To build lasting systems, we need to return to the peer review system in many traditional African societies, and to popularise it in schools, faith centres, communities and work places.
It is a paradox also that oath taking – a common institutional ritual that is supposed to keep the takers honest – is observed mostly in the breach. Not a few social commentators have suggested that perhaps public officers would think twice before breaching public trust and looting the treasury if they were made to swear by their village gods. Those who advance this view insist that village gods have no respect for the big man or woman and they know it.
It has been argued that big men act with impunity because of the “inherent fear of the future.” That, to build lasting systems and institutions, we need to borrow the values of the traditional African family whose sense of “Ubuntu” or communalism acted as a social safety net of sorts. The expectation is that better safety nets would reduce social pressures on the rich few, and perhaps, blunt the appetite for aggrandisement.
But we cannot ignore the fact that honesty, hard work, contentment and genuine concern for one’s neighbour, all values of the traditional African family, are in short supply, leading to a rise in dysfunctional family systems.

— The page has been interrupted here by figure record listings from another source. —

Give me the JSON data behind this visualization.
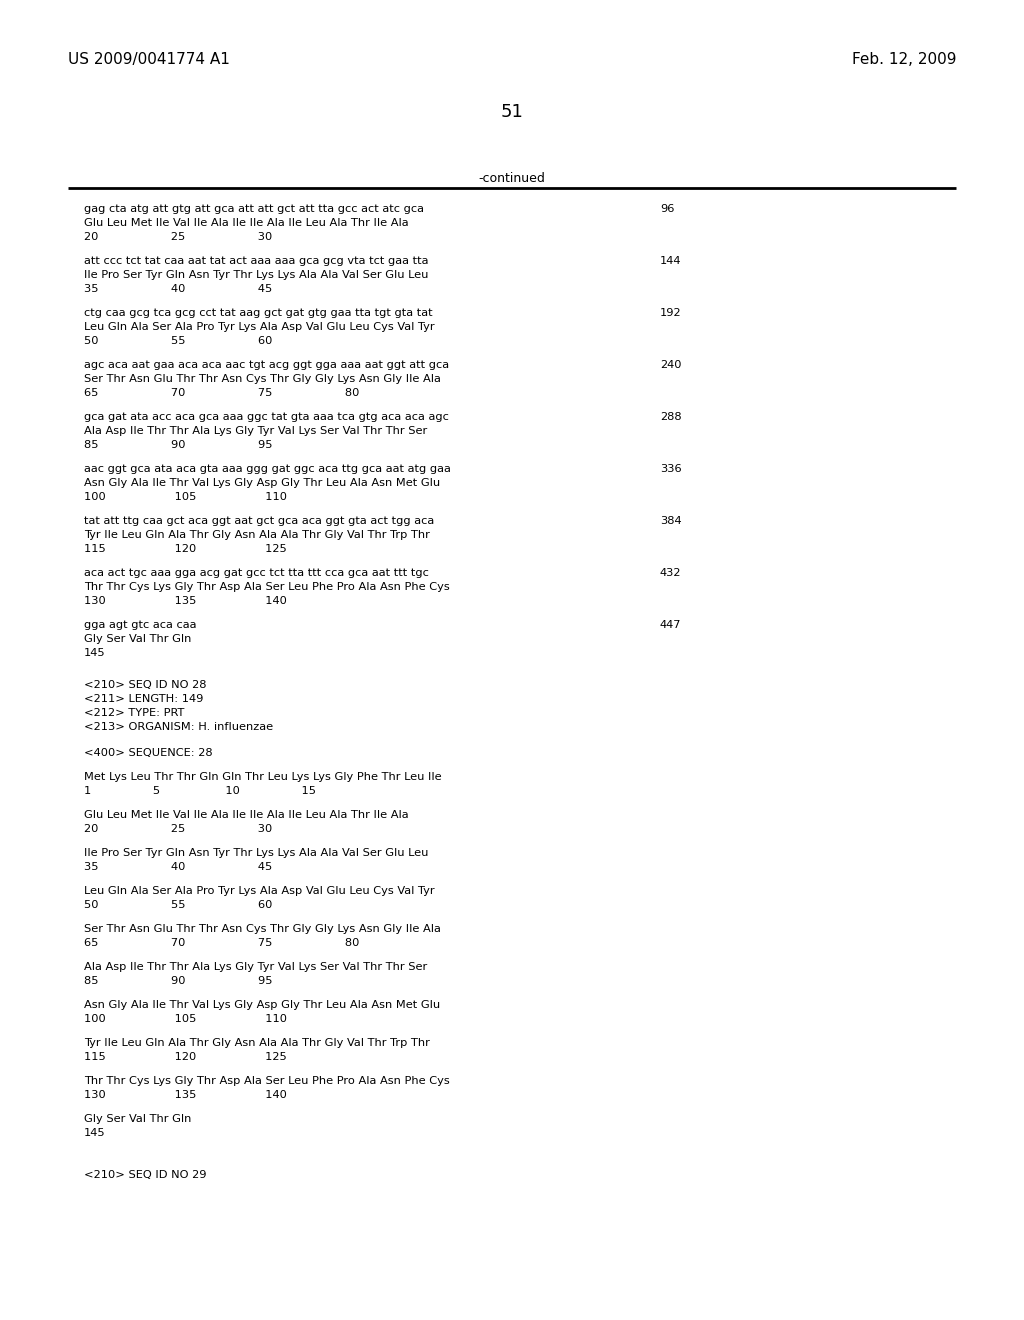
{
  "page_number": "51",
  "header_left": "US 2009/0041774 A1",
  "header_right": "Feb. 12, 2009",
  "continued_label": "-continued",
  "background_color": "#ffffff",
  "seq_blocks": [
    {
      "nucleotide": "gag cta atg att gtg att gca att att gct att tta gcc act atc gca",
      "amino": "Glu Leu Met Ile Val Ile Ala Ile Ile Ala Ile Leu Ala Thr Ile Ala",
      "numbers": "20                    25                    30",
      "num_right": "96"
    },
    {
      "nucleotide": "att ccc tct tat caa aat tat act aaa aaa gca gcg vta tct gaa tta",
      "amino": "Ile Pro Ser Tyr Gln Asn Tyr Thr Lys Lys Ala Ala Val Ser Glu Leu",
      "numbers": "35                    40                    45",
      "num_right": "144"
    },
    {
      "nucleotide": "ctg caa gcg tca gcg cct tat aag gct gat gtg gaa tta tgt gta tat",
      "amino": "Leu Gln Ala Ser Ala Pro Tyr Lys Ala Asp Val Glu Leu Cys Val Tyr",
      "numbers": "50                    55                    60",
      "num_right": "192"
    },
    {
      "nucleotide": "agc aca aat gaa aca aca aac tgt acg ggt gga aaa aat ggt att gca",
      "amino": "Ser Thr Asn Glu Thr Thr Asn Cys Thr Gly Gly Lys Asn Gly Ile Ala",
      "numbers": "65                    70                    75                    80",
      "num_right": "240"
    },
    {
      "nucleotide": "gca gat ata acc aca gca aaa ggc tat gta aaa tca gtg aca aca agc",
      "amino": "Ala Asp Ile Thr Thr Ala Lys Gly Tyr Val Lys Ser Val Thr Thr Ser",
      "numbers": "85                    90                    95",
      "num_right": "288"
    },
    {
      "nucleotide": "aac ggt gca ata aca gta aaa ggg gat ggc aca ttg gca aat atg gaa",
      "amino": "Asn Gly Ala Ile Thr Val Lys Gly Asp Gly Thr Leu Ala Asn Met Glu",
      "numbers": "100                   105                   110",
      "num_right": "336"
    },
    {
      "nucleotide": "tat att ttg caa gct aca ggt aat gct gca aca ggt gta act tgg aca",
      "amino": "Tyr Ile Leu Gln Ala Thr Gly Asn Ala Ala Thr Gly Val Thr Trp Thr",
      "numbers": "115                   120                   125",
      "num_right": "384"
    },
    {
      "nucleotide": "aca act tgc aaa gga acg gat gcc tct tta ttt cca gca aat ttt tgc",
      "amino": "Thr Thr Cys Lys Gly Thr Asp Ala Ser Leu Phe Pro Ala Asn Phe Cys",
      "numbers": "130                   135                   140",
      "num_right": "432"
    },
    {
      "nucleotide": "gga agt gtc aca caa",
      "amino": "Gly Ser Val Thr Gln",
      "numbers": "145",
      "num_right": "447"
    }
  ],
  "metadata_lines": [
    "<210> SEQ ID NO 28",
    "<211> LENGTH: 149",
    "<212> TYPE: PRT",
    "<213> ORGANISM: H. influenzae",
    "",
    "<400> SEQUENCE: 28"
  ],
  "protein_lines": [
    [
      "Met Lys Leu Thr Thr Gln Gln Thr Leu Lys Lys Gly Phe Thr Leu Ile",
      "1                 5                  10                 15"
    ],
    [
      "Glu Leu Met Ile Val Ile Ala Ile Ile Ala Ile Leu Ala Thr Ile Ala",
      "20                    25                    30"
    ],
    [
      "Ile Pro Ser Tyr Gln Asn Tyr Thr Lys Lys Ala Ala Val Ser Glu Leu",
      "35                    40                    45"
    ],
    [
      "Leu Gln Ala Ser Ala Pro Tyr Lys Ala Asp Val Glu Leu Cys Val Tyr",
      "50                    55                    60"
    ],
    [
      "Ser Thr Asn Glu Thr Thr Asn Cys Thr Gly Gly Lys Asn Gly Ile Ala",
      "65                    70                    75                    80"
    ],
    [
      "Ala Asp Ile Thr Thr Ala Lys Gly Tyr Val Lys Ser Val Thr Thr Ser",
      "85                    90                    95"
    ],
    [
      "Asn Gly Ala Ile Thr Val Lys Gly Asp Gly Thr Leu Ala Asn Met Glu",
      "100                   105                   110"
    ],
    [
      "Tyr Ile Leu Gln Ala Thr Gly Asn Ala Ala Thr Gly Val Thr Trp Thr",
      "115                   120                   125"
    ],
    [
      "Thr Thr Cys Lys Gly Thr Asp Ala Ser Leu Phe Pro Ala Asn Phe Cys",
      "130                   135                   140"
    ],
    [
      "Gly Ser Val Thr Gln",
      "145"
    ]
  ],
  "footer_line": "<210> SEQ ID NO 29"
}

Although statistics on divorce rate in Nigeria are unreliable, a 2016 report by The Economist, quoted the National Bureau of Statistics that only 0.2 per cent of men and 0.3 per cent of women are affected by divorce. Al-Jazeera reported five years ago that the North has the highest divorce rate in West Africa with one in three marriages failing within the first three years.
The muted figures grossly underestimate millions of unreported cases and millions more of marriages contracted through the traditional marriage system, where divorce and separation are undocumented.
The family is under attack from a plethora of problems ranging from social-media induced alienation to domestic violence and abuse, and from irresponsible parenting to growing financial stress.
These problems threaten the very foundations and viability of the home. To look to the family for values to help us disable the big man, revamp our systems and build strong institutions, we must repair the broken hedge.
We must take responsibility and recognise that what we do today, the choices we make, first as individuals and then as families and communities, have consequences and will shape the kind of institutions that we build.
This is a slightly modified version of the paper presented by Azu at the Family Values Delegates Conference in Lagos on Monday.